I've got a small Black & Decker fluorescent work light over my workbench. Recently, the spring-loaded On-Off switch for the light failed. Since the light is already plugged into a surge-protected outlet strip and since I know the light itself still works - I figured I might as well by-pass the switch, and just control the light from the outlet strip switch.
Given the visually convoluted nature of the spring-loaded switch, now I'm have trouble figuring out how to bridge across the switch contacts - so that the lighting circuit is controlled by the outlet strip switch. Here are images of the contact view and the obverse wiring view of the failed switch.
Looking at the wiring image, the two white wires on the left-hand side both run to the left and right side contacts on the fluorescent light fixture, respectively. A second white wire also connects to the contacts on either end of the fluorescent light fixture. The center white wire, comes directly from the ballast, which in turn draws power from a separate plug-in outlet built into the fixture. The red wire leads directly to the other contact on the plug-in outlet.
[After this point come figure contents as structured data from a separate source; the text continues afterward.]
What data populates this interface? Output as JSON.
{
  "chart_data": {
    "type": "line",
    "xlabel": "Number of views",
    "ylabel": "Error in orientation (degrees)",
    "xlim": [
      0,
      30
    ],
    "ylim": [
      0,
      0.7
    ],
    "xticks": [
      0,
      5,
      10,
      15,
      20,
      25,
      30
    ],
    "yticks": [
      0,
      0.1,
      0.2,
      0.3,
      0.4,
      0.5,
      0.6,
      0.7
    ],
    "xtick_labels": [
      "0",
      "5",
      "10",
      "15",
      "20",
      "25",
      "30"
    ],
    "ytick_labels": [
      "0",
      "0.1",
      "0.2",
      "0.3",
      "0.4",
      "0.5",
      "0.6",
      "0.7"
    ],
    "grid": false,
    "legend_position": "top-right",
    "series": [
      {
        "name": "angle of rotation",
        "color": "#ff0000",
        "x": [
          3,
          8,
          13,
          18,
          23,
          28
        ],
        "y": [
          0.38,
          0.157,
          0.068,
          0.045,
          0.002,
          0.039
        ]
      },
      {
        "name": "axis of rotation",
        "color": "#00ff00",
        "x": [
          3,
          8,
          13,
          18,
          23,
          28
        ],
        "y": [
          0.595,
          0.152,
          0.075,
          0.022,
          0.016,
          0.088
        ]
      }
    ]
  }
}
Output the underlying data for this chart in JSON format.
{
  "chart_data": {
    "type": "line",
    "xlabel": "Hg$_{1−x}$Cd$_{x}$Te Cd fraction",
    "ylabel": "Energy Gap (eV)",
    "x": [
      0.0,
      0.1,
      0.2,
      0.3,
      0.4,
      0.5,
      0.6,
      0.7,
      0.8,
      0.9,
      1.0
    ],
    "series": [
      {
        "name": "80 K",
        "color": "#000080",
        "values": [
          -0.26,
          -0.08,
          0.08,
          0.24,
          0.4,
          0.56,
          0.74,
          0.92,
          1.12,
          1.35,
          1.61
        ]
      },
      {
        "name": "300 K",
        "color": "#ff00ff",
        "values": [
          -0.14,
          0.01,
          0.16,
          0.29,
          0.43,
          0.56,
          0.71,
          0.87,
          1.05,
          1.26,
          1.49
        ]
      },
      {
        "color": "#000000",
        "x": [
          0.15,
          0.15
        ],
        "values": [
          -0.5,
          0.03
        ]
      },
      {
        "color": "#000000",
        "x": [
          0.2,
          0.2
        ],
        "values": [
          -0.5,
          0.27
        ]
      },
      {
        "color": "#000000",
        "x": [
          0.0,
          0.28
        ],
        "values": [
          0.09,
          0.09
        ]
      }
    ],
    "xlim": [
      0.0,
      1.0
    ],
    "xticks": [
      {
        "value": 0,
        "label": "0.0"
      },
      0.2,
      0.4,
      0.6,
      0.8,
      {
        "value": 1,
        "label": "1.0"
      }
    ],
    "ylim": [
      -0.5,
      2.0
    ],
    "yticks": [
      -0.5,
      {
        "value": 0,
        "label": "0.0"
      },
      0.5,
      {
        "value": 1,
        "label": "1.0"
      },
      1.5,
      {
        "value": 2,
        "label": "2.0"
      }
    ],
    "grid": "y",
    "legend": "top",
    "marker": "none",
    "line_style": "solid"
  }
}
Usually I'm pretty good at this kind of thing, but the spring-loaded switch has (had) some sort of set of contacts on a rotating plastic component, which I assume make a series of connections, when the switch is depressed, but there's almost too many moving parts for me to follow on this one. In the contact view, when the On-Off switch is actuated, as far as I can tell - the left-side contact actually depresses and closes with a second contact located directly beneath it - which would send current to both white wires that lead to either ends of the light fixture. By that logic, it would suggest that soldering the three white wire contacts is the first step, as that will complete the circuit and link the white wires to each end of the light fixture. After that, I'm hazy. Folks here are always pretty good at providing help/guidance. I'll hold off on heating up the soldering iron until I glean some feedback from some of the regular electrical/home improvement Jedi-masters. Thanks!